The .pt file above can be downloaded from google drive.

Through the above code, we found that this is a PyTorch issue, and it can be observed that CPU consistency is higher than GPU.

Reason

Through searching, I found information about Batched computations or slice computations.

Many operations in PyTorch support batched computation, where the same operation is performed for the elements of the batches of inputs. An example of this is torch.mm() and torch.bmm(). It is possible to implement batched computation as a loop over batch elements, and apply the necessary math operations to the individual batch elements, for efficiency reasons we are not doing that, and typically perform computation for the whole batch. The mathematical libraries that we are calling, and PyTorch internal implementations of operations can produces slightly different results in this case, compared to non-batched computations. In particular, let A and B be 3D tensors with the dimensions suitable for batched matrix multiplication. Then (A@B)[0] (the first element of the batched result) is not guaranteed to be bitwise identical to A[0]@B[0] (the matrix product of the first elements of the input batches) even though mathematically it’s an identical computation.

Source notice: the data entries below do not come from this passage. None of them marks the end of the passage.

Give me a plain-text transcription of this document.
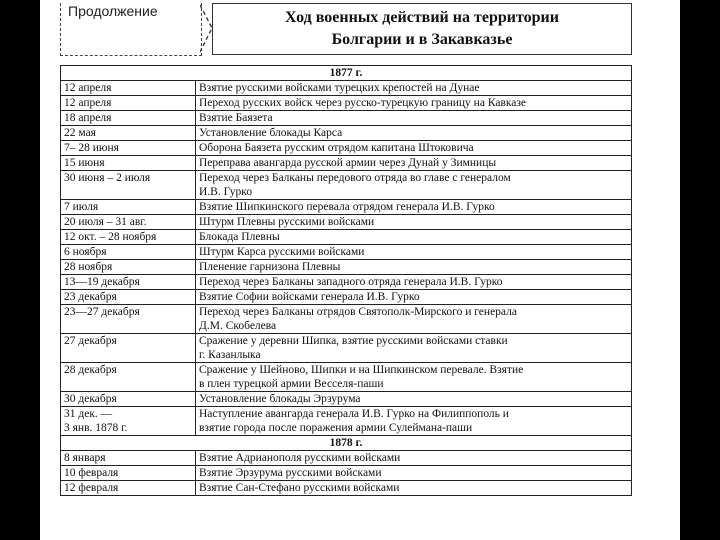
Продолжение	Ход военных действий на территории
Болгарии и в Закавказье
1877 г.	

12 апреля	Взятие русскими войсками турецких крепостей на Дунае

12 апреля	Переход русских войск через русско-турецкую границу на Кавказе

18 апреля	Взятие Баязета

22 мая	Установление блокады Карса

7– 28 июня	Оборона Баязета русским отрядом капитана Штоковича

15 июня	Переправа авангарда русской армии через Дунай у Зимницы

30 июня – 2 июля	Переход через Балканы передового отряда во главе с генералом
И.В. Гурко

7 июля	Взятие Шипкинского перевала отрядом генерала И.В. Гурко

20 июля – 31 авг.	Штурм Плевны русскими войсками

12 окт. – 28 ноября	Блокада Плевны

6 ноября	Штурм Карса русскими войсками

28 ноября	Пленение гарнизона Плевны

13—19 декабря	Переход через Балканы западного отряда генерала И.В. Гурко

23 декабря	Взятие Софии войсками генерала И.В. Гурко

23—27 декабря	Переход через Балканы отрядов Святополк-Мирского и генерала
Д.М. Скобелева

27 декабря	Сражение у деревни Шипка, взятие русскими войсками ставки
г. Казанлыка

28 декабря	Сражение у Шейново, Шипки и на Шипкинском перевале. Взятие
в плен турецкой армии Весселя-паши

30 декабря	Установление блокады Эрзурума

31 дек. —
3 янв. 1878 г.	Наступление авангарда генерала И.В. Гурко на Филиппополь и
взятие города после поражения армии Сулеймана-паши

1878 г.	

8 января	Взятие Адрианополя русскими войсками

10 февраля	Взятие Эрзурума русскими войсками

12 февраля	Взятие Сан-Стефано русскими войсками
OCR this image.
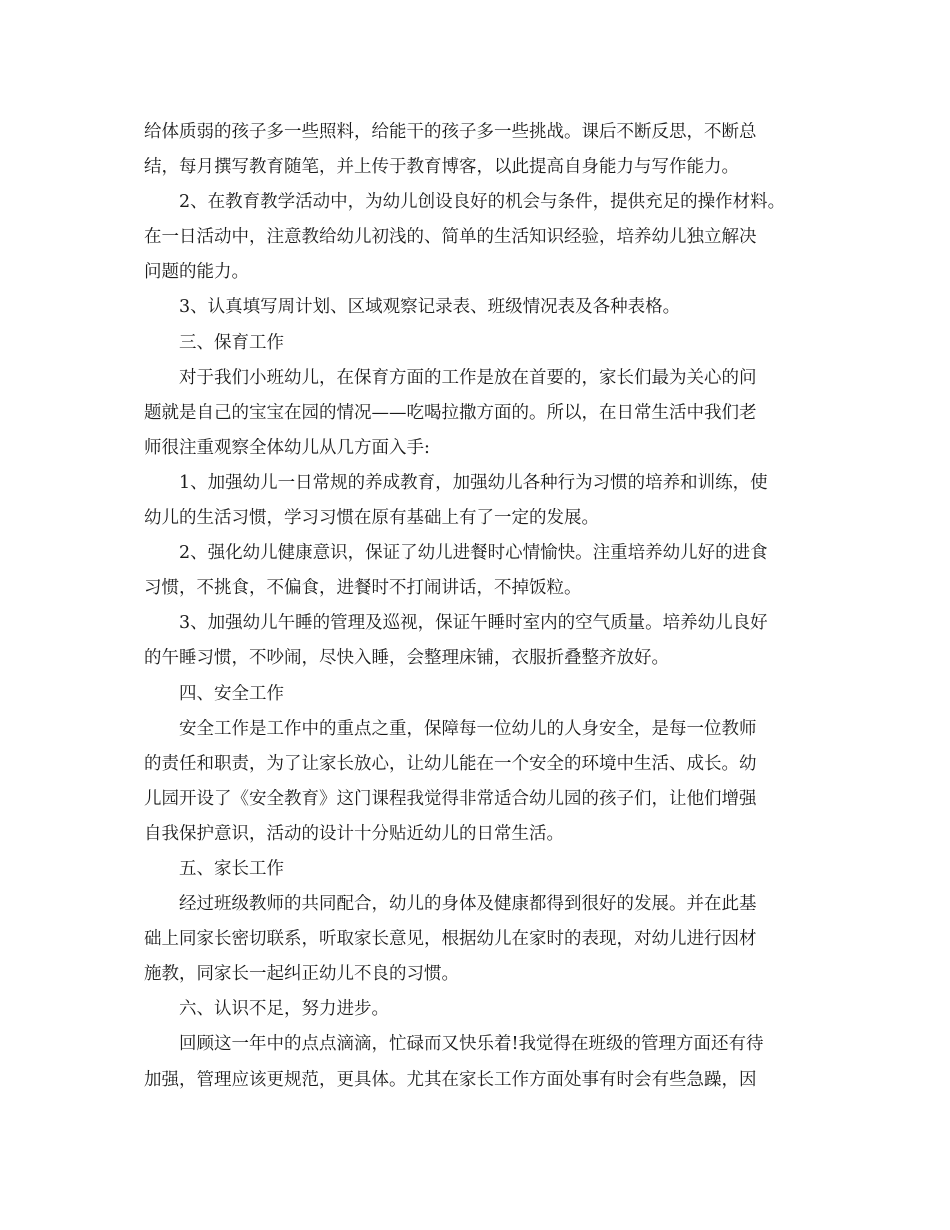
给体质弱的孩子多一些照料，给能干的孩子多一些挑战。课后不断反思，不断总
结，每月撰写教育随笔，并上传于教育博客，以此提高自身能力与写作能力。
2、在教育教学活动中，为幼儿创设良好的机会与条件，提供充足的操作材料。
在一日活动中，注意教给幼儿初浅的、简单的生活知识经验，培养幼儿独立解决
问题的能力。
3、认真填写周计划、区域观察记录表、班级情况表及各种表格。
三、保育工作
对于我们小班幼儿，在保育方面的工作是放在首要的，家长们最为关心的问
题就是自己的宝宝在园的情况——吃喝拉撒方面的。所以，在日常生活中我们老
师很注重观察全体幼儿从几方面入手:
1、加强幼儿一日常规的养成教育，加强幼儿各种行为习惯的培养和训练，使
幼儿的生活习惯，学习习惯在原有基础上有了一定的发展。
2、强化幼儿健康意识，保证了幼儿进餐时心情愉快。注重培养幼儿好的进食
习惯，不挑食，不偏食，进餐时不打闹讲话，不掉饭粒。
3、加强幼儿午睡的管理及巡视，保证午睡时室内的空气质量。培养幼儿良好
的午睡习惯，不吵闹，尽快入睡，会整理床铺，衣服折叠整齐放好。
四、安全工作
安全工作是工作中的重点之重，保障每一位幼儿的人身安全，是每一位教师
的责任和职责，为了让家长放心，让幼儿能在一个安全的环境中生活、成长。幼
儿园开设了《安全教育》这门课程我觉得非常适合幼儿园的孩子们，让他们增强
自我保护意识，活动的设计十分贴近幼儿的日常生活。
五、家长工作
经过班级教师的共同配合，幼儿的身体及健康都得到很好的发展。并在此基
础上同家长密切联系，听取家长意见，根据幼儿在家时的表现，对幼儿进行因材
施教，同家长一起纠正幼儿不良的习惯。
六、认识不足，努力进步。
回顾这一年中的点点滴滴，忙碌而又快乐着!我觉得在班级的管理方面还有待
加强，管理应该更规范，更具体。尤其在家长工作方面处事有时会有些急躁，因
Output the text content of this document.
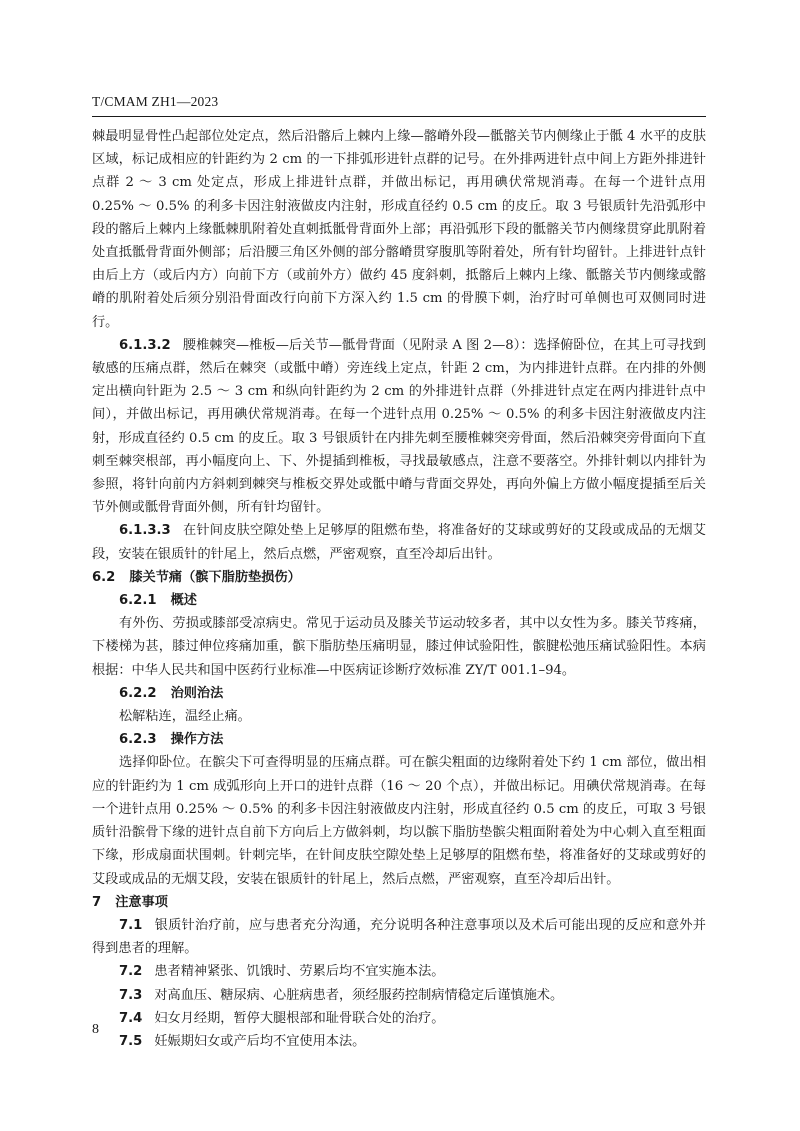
T/CMAM ZH1—2023

棘最明显骨性凸起部位处定点，然后沿髂后上棘内上缘—髂嵴外段—骶髂关节内侧缘止于骶 4 水平的皮肤区域，标记成相应的针距约为 2 cm 的一下排弧形进针点群的记号。在外排两进针点中间上方距外排进针点群 2 ～ 3 cm 处定点，形成上排进针点群，并做出标记，再用碘伏常规消毒。在每一个进针点用 0.25% ～ 0.5% 的利多卡因注射液做皮内注射，形成直径约 0.5 cm 的皮丘。取 3 号银质针先沿弧形中段的髂后上棘内上缘骶棘肌附着处直刺抵骶骨背面外上部；再沿弧形下段的骶髂关节内侧缘贯穿此肌附着处直抵骶骨背面外侧部；后沿腰三角区外侧的部分髂嵴贯穿腹肌等附着处，所有针均留针。上排进针点针由后上方（或后内方）向前下方（或前外方）做约 45 度斜刺，抵髂后上棘内上缘、骶髂关节内侧缘或髂嵴的肌附着处后须分别沿骨面改行向前下方深入约 1.5 cm 的骨膜下刺，治疗时可单侧也可双侧同时进行。

6.1.3.2 腰椎棘突—椎板—后关节—骶骨背面（见附录 A 图 2—8）：选择俯卧位，在其上可寻找到敏感的压痛点群，然后在棘突（或骶中嵴）旁连线上定点，针距 2 cm，为内排进针点群。在内排的外侧定出横向针距为 2.5 ～ 3 cm 和纵向针距约为 2 cm 的外排进针点群（外排进针点定在两内排进针点中间），并做出标记，再用碘伏常规消毒。在每一个进针点用 0.25% ～ 0.5% 的利多卡因注射液做皮内注射，形成直径约 0.5 cm 的皮丘。取 3 号银质针在内排先刺至腰椎棘突旁骨面，然后沿棘突旁骨面向下直刺至棘突根部，再小幅度向上、下、外提插到椎板，寻找最敏感点，注意不要落空。外排针刺以内排针为参照，将针向前内方斜刺到棘突与椎板交界处或骶中嵴与背面交界处，再向外偏上方做小幅度提插至后关节外侧或骶骨背面外侧，所有针均留针。

6.1.3.3 在针间皮肤空隙处垫上足够厚的阻燃布垫，将准备好的艾球或剪好的艾段或成品的无烟艾段，安装在银质针的针尾上，然后点燃，严密观察，直至冷却后出针。

6.2 膝关节痛（髌下脂肪垫损伤）

6.2.1 概述

有外伤、劳损或膝部受凉病史。常见于运动员及膝关节运动较多者，其中以女性为多。膝关节疼痛，下楼梯为甚，膝过伸位疼痛加重，髌下脂肪垫压痛明显，膝过伸试验阳性，髌腱松弛压痛试验阳性。本病根据：中华人民共和国中医药行业标准—中医病证诊断疗效标准 ZY/T 001.1–94。

6.2.2 治则治法

松解粘连，温经止痛。

6.2.3 操作方法

选择仰卧位。在髌尖下可查得明显的压痛点群。可在髌尖粗面的边缘附着处下约 1 cm 部位，做出相应的针距约为 1 cm 成弧形向上开口的进针点群（16 ～ 20 个点），并做出标记。用碘伏常规消毒。在每一个进针点用 0.25% ～ 0.5% 的利多卡因注射液做皮内注射，形成直径约 0.5 cm 的皮丘，可取 3 号银质针沿髌骨下缘的进针点自前下方向后上方做斜刺，均以髌下脂肪垫髌尖粗面附着处为中心刺入直至粗面下缘，形成扇面状围刺。针刺完毕，在针间皮肤空隙处垫上足够厚的阻燃布垫，将准备好的艾球或剪好的艾段或成品的无烟艾段，安装在银质针的针尾上，然后点燃，严密观察，直至冷却后出针。

7 注意事项

7.1 银质针治疗前，应与患者充分沟通，充分说明各种注意事项以及术后可能出现的反应和意外并得到患者的理解。

7.2 患者精神紧张、饥饿时、劳累后均不宜实施本法。

7.3 对高血压、糖尿病、心脏病患者，须经服药控制病情稳定后谨慎施术。

7.4 妇女月经期，暂停大腿根部和耻骨联合处的治疗。

7.5 妊娠期妇女或产后均不宜使用本法。

8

Similarly, an operation applied to a tensor slice is not guaranteed to produce results that are identical to the slice of the result of the same operation applied to the full tensor. E.g. let A be a 2-dimensional tensor. A.sum(-1)[0] is not guaranteed to be bitwise equal to A[:,0].sum().

So, the ultimate difference comes from it.